They found Hitchens and Kessen at the edge of the field backing on to the garden of Bain House. The DCI seemed to be sniffing the air, trying to detect the scent of his suspect, like a dog. Wayne Abbott was walking across the field towards them, his boots crunching through the ridges of ploughed soil.

‘I was always taught to go around the edge of a field so as not to damage the crop,’ he said. ‘But I’m making an exception today, because the edge of the field is exactly where your tyre marks are.’

‘The tyre marks of what?’

‘A black car possibly, but a dark colour certainly.’

Kessen looked surprised, and perhaps a bit irritated. ‘Why do you say that?’

‘Well, I’m betting if they drove openly across this field they were hoping that residents living nearby would think they were out lamping.’

‘Lamping?’

‘That’s when people go out into the countryside to shoot animals at night. Lampers use a bright light to dazzle their quarry.’

‘Yes, I know about that – rabbits and such like.’

‘Well, not just rabbits. Badgers, deer, sheep – you name it. Anything that’ll stand up and be shot at.’ Abbott’s eyes flickered around the group. ‘DC Cooper will tell you about it. I’m sure he must have done a bit of lamping himself.’

‘Well …’ began Cooper. But no one was listening to him.

‘But the thing is,’ said Abbott, ‘if local people thought somebody was out lamping that night, they probably wouldn’t have bothered to dial 999, even when they heard shots.’

‘You’re kidding.’

‘It’s different in the country – you get used to hearing gunshots. In the city, someone might call the police, but out here you wonder how many brace they’ve potted.’

‘I understand that. But the colour of the vehicle …?’

‘Well, you wouldn’t go lamping in a white car, would you? You want your target to focus on the light, not on the paintwork of your bonnet.’

‘Nothing else, apart from the tyre marks?’

‘Nope. I was hoping for some shell casings.
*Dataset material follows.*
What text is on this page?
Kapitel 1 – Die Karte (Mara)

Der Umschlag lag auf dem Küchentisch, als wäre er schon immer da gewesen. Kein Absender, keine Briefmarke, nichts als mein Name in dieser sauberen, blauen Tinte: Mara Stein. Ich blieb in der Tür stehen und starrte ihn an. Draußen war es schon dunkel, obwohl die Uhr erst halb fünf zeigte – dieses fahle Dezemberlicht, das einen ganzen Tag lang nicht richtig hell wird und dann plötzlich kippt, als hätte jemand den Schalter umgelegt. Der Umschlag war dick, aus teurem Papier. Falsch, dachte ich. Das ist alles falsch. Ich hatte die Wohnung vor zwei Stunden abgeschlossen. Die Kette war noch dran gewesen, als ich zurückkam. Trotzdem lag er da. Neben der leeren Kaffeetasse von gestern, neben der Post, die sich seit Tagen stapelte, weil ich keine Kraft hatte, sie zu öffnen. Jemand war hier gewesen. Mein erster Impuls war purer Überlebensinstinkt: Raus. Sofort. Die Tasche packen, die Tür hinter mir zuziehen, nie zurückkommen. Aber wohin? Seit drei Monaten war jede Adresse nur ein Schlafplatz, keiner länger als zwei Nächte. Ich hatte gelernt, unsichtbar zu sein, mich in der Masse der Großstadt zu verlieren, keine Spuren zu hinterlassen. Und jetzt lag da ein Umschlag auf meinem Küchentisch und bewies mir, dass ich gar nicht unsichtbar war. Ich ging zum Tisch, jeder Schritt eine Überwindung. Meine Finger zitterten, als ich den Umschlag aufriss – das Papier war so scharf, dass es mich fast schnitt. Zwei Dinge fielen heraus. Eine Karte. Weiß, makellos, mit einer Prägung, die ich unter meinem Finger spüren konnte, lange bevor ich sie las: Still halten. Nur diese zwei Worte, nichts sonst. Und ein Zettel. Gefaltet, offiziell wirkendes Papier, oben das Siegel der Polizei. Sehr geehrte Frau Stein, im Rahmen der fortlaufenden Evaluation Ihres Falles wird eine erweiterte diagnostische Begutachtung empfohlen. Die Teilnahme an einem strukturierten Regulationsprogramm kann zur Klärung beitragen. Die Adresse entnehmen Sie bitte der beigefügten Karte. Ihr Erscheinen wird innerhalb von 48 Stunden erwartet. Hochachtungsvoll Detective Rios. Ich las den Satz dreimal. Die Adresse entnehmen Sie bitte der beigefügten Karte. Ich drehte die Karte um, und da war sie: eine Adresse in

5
A brass casing could give us some prints, or there might be marks left by the weapon’s extractor or firing pin. But there’s nothing here that we can see.’

‘All right. Thanks.’

‘So it looks as though the suspect didn’t bother going into the house. Clever.’

Clever?

‘Well, it makes it more difficult for us. We always have a better chance of coming up with something from a closed scene. Like the bedroom, for instance. But a ploughed field? And two days after the incident? Better start praying for a miracle.’

Kessen stared at the house. ‘All right, it was clever. But I wonder what the shooter did to get Rose Shepherd’s attention.’

‘What do you mean?’ asked Hitchens.

‘Well, if he made the hit from the field, he must have found some way to get his victim to the window. I can’t believe he was prepared to sit out here all night on the off-chance that she’d decide to get out of bed and take a look at the stars.’

‘A phone call, I reckon,’ said Hitchens. ‘It’d be easy enough to phone her on a mobile from the car.’

‘Yes.’

‘It’s starting to look like a professional job, isn’t it?’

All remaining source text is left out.